Ömerli Barajı'nın su havzası içinde gerçekleştirilecek bir inşaat, İstanbul'daki bütün baraj havzalarını tehlike altına sokuyor. Çevre Bakanlığı yönetmeliklerine göre havza tanımına giren 300-1000 metre arası bölgede inşaat izni vermeye ve bunu mahkeme kararıyla iptal edildiği halde kendi hazırladığı yönetmeliğe dayandırmaya hazırlanan İSKİ, sivil toplum örgütleri ve ilgili meslek odalarının da yoğun tepkisiyle karşı karşıya. Ömerli Yapı ve Turizm AŞ adlı firma tarafından, Ömerli Barajı Paşaköy kolunun kuzeyindeki 650 hektar açık alanda, gerçekleştirilecek ‘‘Seferusta Çiftlik Evleri’’ projesi, İstanbul'daki bütün baraj havzaları için emsal teşkil edecek ve İstanbul'un içme suyunu karşılayan barajların etrafının devasa yapılarla kaplanmasına neden olacak.

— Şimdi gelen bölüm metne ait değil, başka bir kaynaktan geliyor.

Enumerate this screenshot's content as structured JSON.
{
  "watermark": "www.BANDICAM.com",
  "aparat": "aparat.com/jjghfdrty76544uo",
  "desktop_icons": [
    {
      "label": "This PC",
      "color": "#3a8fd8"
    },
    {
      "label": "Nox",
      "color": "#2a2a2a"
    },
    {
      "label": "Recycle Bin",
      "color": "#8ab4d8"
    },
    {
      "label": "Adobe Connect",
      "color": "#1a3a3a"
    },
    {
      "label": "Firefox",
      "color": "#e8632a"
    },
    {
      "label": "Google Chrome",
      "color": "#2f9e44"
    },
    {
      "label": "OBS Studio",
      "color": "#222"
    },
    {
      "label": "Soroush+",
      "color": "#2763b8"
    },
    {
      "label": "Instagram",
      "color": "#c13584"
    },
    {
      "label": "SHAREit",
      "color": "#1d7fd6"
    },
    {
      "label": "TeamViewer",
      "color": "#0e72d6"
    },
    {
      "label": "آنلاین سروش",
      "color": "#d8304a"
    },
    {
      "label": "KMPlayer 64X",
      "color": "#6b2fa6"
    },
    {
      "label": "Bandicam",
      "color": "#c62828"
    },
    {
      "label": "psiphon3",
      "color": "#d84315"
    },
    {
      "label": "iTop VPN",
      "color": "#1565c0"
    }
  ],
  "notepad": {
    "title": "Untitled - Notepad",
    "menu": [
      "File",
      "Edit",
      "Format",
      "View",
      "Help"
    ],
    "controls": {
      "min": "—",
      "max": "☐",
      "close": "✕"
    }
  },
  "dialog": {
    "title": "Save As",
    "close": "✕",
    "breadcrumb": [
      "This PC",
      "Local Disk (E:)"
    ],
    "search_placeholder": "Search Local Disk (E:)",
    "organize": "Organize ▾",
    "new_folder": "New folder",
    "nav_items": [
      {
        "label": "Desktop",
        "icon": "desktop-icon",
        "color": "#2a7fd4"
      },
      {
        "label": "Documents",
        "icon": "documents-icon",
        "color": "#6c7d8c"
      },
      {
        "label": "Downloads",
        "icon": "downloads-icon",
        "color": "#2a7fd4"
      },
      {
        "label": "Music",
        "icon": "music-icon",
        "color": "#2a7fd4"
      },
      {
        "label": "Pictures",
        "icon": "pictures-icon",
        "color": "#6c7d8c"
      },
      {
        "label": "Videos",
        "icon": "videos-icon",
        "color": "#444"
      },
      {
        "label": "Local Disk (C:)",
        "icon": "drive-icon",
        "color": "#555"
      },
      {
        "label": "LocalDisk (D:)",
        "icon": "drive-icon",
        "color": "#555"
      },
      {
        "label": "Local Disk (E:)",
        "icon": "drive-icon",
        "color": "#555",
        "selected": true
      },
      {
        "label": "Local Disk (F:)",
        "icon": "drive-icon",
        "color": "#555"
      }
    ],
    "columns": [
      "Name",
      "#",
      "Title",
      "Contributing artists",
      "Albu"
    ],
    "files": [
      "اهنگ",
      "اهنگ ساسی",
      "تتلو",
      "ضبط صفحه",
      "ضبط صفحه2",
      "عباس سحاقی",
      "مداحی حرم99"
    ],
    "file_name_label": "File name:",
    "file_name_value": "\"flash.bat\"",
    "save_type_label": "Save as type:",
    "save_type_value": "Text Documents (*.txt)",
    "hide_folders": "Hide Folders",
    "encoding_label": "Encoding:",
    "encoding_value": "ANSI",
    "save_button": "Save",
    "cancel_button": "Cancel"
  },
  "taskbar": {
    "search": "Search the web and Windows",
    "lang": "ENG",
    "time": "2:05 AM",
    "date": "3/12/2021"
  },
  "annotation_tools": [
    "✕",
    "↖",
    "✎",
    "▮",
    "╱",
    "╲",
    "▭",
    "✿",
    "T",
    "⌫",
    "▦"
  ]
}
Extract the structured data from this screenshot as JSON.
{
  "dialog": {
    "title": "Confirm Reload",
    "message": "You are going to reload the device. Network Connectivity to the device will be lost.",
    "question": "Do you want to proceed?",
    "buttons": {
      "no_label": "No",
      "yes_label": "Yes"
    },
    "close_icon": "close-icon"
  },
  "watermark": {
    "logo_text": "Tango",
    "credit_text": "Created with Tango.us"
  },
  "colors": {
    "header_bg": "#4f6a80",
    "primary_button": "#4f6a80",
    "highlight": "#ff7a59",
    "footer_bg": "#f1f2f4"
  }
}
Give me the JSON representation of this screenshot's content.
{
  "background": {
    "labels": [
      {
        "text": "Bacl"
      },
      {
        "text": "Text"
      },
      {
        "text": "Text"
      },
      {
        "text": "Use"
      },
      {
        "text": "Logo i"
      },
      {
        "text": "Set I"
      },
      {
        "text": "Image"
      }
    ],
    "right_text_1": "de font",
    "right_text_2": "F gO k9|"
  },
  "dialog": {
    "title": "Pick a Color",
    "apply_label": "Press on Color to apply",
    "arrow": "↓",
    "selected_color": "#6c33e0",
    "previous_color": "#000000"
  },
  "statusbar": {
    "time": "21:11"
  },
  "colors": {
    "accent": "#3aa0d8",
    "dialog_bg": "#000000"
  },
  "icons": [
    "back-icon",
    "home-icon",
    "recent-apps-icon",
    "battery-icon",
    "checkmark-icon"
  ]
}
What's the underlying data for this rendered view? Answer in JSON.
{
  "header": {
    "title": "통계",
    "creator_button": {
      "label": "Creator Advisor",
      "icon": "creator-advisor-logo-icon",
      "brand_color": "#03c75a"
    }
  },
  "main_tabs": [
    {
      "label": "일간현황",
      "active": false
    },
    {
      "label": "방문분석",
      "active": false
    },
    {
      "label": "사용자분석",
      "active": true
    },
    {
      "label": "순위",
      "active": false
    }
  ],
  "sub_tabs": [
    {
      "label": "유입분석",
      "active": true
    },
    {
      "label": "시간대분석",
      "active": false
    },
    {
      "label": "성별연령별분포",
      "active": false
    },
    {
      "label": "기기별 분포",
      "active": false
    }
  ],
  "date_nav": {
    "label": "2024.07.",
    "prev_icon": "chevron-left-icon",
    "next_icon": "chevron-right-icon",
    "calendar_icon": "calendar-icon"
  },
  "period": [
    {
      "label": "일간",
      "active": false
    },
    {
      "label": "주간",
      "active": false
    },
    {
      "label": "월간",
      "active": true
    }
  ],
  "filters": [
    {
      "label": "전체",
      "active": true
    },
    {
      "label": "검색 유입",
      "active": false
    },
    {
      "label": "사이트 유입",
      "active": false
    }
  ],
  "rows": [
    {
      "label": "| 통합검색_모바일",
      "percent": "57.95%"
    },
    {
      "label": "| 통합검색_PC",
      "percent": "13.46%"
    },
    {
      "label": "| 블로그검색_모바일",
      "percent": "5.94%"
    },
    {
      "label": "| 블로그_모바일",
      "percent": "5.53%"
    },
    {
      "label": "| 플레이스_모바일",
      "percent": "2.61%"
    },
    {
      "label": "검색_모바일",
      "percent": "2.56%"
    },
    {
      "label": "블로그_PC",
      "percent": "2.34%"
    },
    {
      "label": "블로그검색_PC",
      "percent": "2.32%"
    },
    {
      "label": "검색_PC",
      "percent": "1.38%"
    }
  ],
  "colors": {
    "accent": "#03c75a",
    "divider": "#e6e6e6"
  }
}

Projenin 2000 yılının eylül ayında başlaması hedefleniyor.

Konunun Ömerli Havzası'na has boyutu ise Ömerli'deki inşaat alanının Dünya'da soyu tükenme tehlikesi yaşayan bir bitki örtüsünün üzerine denk gelmesi. Avrupa'da yüzde doksanı yitirilmiş en nadir doğal alan olan fundalıkların, Türkiye'de en az zarar görmüş ve bozulmadan kalabilmiş örnekleri Ömerli Barajı çevresinde.

Meslek kuruluşları karşı

İSKİ'nin Ömerli çevresinde verdiği inşaat iznine tek muhalefet sivil toplum örgütlerinden gelmiyor. Konu hakkında en yetkin iki meslek kuruluşu, Şehir Plancıları Odası ve Mimarlar Odası da İSKİ'ye karşı açtıkları ve kazandıkları davalarla, havzaları imara açma politikasına sonuna kadar karşı çıkıyor.

Şehir Plancıları Odası Genel Sekreteri Ali Rıza Nurhan, daha önce İSKİ'nin 1995 yönetmelik değişikliğine karşı açtıkları davayı kazanmalarına karşın, girişimlerinden sonuç alamadıklarını söylüyor. ‘‘1995'te İSKİ ilk yönetmeliğini çıkardığında mahkemeye verdik ve mahkemeyi kazandık. Ama davayı yürürlükte olmayan bir yönetmeliğe karşı kazanmıştık. Çünkü davayı açmamızın ardından kaybedeceğini anlayan İSKİ yönetmelik üzerinde ufak değişiklikler yapıp aynı mealde başka bir yönetmelik daha çıkardı. Yeni yönetmeliğe de dava açtık ama onda da aynı taktiği başvuracaklar. Sonuçta onlar hukuksuz da olsa kendi yönetmeliklerini uygulayacaklar.’’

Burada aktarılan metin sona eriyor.